このアルバムは発売1ヵ月後にチャートのトップにつき、4週に亘って首位をキープ。その後、同月発売のプリンス『パープル・レイン』にその座を奪われながらも21週間2位に居座り続け、85年1月19日には6ヵ月ぶりに首位を奪還。80年代を代表するロックアルバムとなった。

因みに自分がスプリングスティーンを聴き始めたのは75年の3作目『明日なき暴走』。そこから好きになり、とりわけ弾き語りの問題作『ネブラスカ』には心底衝撃を受けた。感情の起伏を抑えた語り口でのダークな物語表現に圧倒されたのだ。

しかし『ボーン~』は当時複雑な気持ちで聴いた。シンセサイザーの大胆な導入、単純なメロディと熱すぎるシャウト。彼自身、『ネブラスカ』の反動があったのだろうが、特に拳を突き上げてサビを熱唱する表題曲は自分にはトゥー・マッチに感じられた。
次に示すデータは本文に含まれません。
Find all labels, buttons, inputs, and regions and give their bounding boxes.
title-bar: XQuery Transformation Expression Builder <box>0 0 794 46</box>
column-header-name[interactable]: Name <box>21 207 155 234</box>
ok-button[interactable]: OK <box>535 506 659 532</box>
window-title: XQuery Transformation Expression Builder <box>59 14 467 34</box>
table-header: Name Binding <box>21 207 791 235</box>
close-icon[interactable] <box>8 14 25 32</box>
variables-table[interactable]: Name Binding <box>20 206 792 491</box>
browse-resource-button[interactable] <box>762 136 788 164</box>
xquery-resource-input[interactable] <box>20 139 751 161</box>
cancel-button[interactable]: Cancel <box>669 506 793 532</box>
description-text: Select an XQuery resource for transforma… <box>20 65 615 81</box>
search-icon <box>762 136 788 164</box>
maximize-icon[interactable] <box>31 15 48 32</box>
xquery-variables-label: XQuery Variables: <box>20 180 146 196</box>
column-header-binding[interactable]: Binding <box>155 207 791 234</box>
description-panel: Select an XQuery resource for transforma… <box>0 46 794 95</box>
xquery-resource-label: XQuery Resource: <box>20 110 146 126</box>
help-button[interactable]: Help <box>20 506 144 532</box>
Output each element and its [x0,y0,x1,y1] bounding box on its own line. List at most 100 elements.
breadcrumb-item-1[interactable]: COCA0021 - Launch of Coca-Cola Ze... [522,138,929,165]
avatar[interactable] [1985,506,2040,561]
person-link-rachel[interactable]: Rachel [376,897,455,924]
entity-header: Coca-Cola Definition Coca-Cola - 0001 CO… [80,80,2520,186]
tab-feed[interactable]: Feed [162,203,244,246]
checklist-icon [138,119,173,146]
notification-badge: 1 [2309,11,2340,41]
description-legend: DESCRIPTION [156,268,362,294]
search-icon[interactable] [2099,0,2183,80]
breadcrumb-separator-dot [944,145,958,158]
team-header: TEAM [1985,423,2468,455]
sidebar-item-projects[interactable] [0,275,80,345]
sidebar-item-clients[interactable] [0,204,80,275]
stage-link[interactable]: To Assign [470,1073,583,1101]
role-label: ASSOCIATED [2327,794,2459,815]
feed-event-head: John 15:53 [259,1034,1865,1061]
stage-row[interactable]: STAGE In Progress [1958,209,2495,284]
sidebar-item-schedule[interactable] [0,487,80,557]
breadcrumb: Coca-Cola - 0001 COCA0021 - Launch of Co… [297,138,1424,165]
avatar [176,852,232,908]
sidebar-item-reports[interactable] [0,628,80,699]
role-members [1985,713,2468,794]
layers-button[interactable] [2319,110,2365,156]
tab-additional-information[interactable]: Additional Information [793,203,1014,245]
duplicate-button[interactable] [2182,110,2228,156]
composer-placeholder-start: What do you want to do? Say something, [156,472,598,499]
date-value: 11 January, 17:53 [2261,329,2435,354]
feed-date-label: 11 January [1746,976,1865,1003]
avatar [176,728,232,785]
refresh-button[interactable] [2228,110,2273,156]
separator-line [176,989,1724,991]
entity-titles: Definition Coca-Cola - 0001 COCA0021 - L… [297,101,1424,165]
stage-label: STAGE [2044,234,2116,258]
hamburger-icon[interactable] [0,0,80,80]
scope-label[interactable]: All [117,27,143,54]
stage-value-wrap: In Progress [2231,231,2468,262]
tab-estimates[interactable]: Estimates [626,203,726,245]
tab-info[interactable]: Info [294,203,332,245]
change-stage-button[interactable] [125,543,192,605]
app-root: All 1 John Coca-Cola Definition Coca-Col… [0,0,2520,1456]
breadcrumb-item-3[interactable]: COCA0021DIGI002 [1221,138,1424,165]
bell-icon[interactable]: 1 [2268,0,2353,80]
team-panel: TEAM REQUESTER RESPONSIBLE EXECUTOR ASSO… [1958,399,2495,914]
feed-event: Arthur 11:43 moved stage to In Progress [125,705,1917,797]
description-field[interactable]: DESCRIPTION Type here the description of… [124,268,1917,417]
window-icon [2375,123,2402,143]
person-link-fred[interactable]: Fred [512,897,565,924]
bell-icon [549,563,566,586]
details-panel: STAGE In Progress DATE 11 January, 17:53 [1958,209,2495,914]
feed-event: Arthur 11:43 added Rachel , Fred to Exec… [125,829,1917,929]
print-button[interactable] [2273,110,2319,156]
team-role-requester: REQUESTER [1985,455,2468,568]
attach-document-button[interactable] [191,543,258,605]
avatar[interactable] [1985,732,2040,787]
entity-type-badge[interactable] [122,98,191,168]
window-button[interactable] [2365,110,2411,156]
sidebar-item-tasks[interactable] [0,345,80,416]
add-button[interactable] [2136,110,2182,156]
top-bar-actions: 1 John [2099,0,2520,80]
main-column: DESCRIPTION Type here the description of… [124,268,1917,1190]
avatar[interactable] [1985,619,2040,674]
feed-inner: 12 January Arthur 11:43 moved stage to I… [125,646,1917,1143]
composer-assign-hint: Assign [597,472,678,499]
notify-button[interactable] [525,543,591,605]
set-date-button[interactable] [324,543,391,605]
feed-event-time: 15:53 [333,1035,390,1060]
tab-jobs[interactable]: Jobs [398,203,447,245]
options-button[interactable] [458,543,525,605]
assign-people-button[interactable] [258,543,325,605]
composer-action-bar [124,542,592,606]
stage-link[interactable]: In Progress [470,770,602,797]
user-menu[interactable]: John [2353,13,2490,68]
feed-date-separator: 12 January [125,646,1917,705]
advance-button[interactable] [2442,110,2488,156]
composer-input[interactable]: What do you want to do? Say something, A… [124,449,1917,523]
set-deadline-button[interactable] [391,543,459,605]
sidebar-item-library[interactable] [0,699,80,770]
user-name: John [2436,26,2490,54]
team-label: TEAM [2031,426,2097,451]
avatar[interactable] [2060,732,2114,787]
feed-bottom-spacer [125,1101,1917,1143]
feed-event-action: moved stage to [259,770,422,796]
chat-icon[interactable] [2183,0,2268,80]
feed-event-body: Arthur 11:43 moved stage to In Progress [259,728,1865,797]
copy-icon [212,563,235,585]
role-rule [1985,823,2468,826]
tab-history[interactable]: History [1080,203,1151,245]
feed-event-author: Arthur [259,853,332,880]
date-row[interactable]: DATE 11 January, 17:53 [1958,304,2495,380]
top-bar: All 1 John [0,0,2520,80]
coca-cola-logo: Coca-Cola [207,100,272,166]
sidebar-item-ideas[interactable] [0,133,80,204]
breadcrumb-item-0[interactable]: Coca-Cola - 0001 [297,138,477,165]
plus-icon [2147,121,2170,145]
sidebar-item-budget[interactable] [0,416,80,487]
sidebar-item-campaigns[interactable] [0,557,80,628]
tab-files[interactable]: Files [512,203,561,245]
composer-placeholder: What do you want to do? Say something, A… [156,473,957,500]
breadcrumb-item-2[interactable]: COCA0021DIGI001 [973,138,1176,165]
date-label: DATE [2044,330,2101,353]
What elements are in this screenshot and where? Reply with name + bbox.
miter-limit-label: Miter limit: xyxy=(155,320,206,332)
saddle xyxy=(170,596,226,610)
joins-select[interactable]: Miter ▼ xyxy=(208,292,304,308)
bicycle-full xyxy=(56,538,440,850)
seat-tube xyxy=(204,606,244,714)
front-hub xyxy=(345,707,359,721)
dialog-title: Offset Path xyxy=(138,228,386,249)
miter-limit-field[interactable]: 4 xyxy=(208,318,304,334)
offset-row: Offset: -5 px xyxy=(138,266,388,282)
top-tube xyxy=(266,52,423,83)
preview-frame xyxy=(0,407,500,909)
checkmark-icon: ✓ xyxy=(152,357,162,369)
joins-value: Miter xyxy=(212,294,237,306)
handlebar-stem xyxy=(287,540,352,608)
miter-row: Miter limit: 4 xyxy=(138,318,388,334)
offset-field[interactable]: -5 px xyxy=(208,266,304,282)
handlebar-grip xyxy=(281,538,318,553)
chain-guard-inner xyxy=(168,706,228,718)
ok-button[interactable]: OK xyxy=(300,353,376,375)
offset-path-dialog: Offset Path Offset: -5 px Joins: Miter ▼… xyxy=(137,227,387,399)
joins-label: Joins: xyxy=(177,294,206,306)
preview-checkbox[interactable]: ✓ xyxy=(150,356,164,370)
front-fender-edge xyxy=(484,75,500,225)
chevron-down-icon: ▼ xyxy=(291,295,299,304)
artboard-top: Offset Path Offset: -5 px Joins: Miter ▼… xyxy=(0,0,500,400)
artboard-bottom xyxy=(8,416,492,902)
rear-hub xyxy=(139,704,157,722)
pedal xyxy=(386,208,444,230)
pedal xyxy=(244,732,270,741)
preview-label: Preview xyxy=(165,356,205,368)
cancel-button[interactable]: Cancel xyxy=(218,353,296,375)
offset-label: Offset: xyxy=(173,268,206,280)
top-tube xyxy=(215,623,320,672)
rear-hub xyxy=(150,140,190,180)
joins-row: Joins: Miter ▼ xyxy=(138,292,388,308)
その表題曲はベトナム帰還兵のどん詰まりの現実とその苦悩を歌った曲。もともとは『ネブラスカ』制作中に生まれ、デモは絶望感に満ちた沈んだ曲調だったが、彼はそれを『ネブラスカ』に入れず、豪快なバンド・サウンドに変えて次作の核とした。結果、サビのリフレインが独り歩きして、多くの人から愛国歌であると誤解され、共和党の大統領候補レーガンの再選キャンペーンに利用されそうにまでなった。

若かった自分もまた歌詞の本当の意味を理解する前に彼の音楽に少し距離を感じるようになったのだった(それでも85年4月の初来日公演は感動したのだが)。

そこから40年が経ち、それを記念して日本独自企画で発売されたのが『ボーン・イン・ザ・U.S.A.』ジャパン・エディションだ。

80年代的なサウンドは今だとかえって新鮮で、何より現在の米国の政治状況を鑑みながら改めて向き合うと、わかることも思うこともいろいろあるし、スプリングスティーンが貫き通しているものも見えてくる。

複数の執筆者によって書かれた発売当時の状況や初来日時の逸話もためになるし、3枚のCDに収録されたニュージャージー公演(85年)の歌と演奏のエネルギーにも圧倒される。もう一度歌詞を噛み締めて向き合う価値のある作品だ。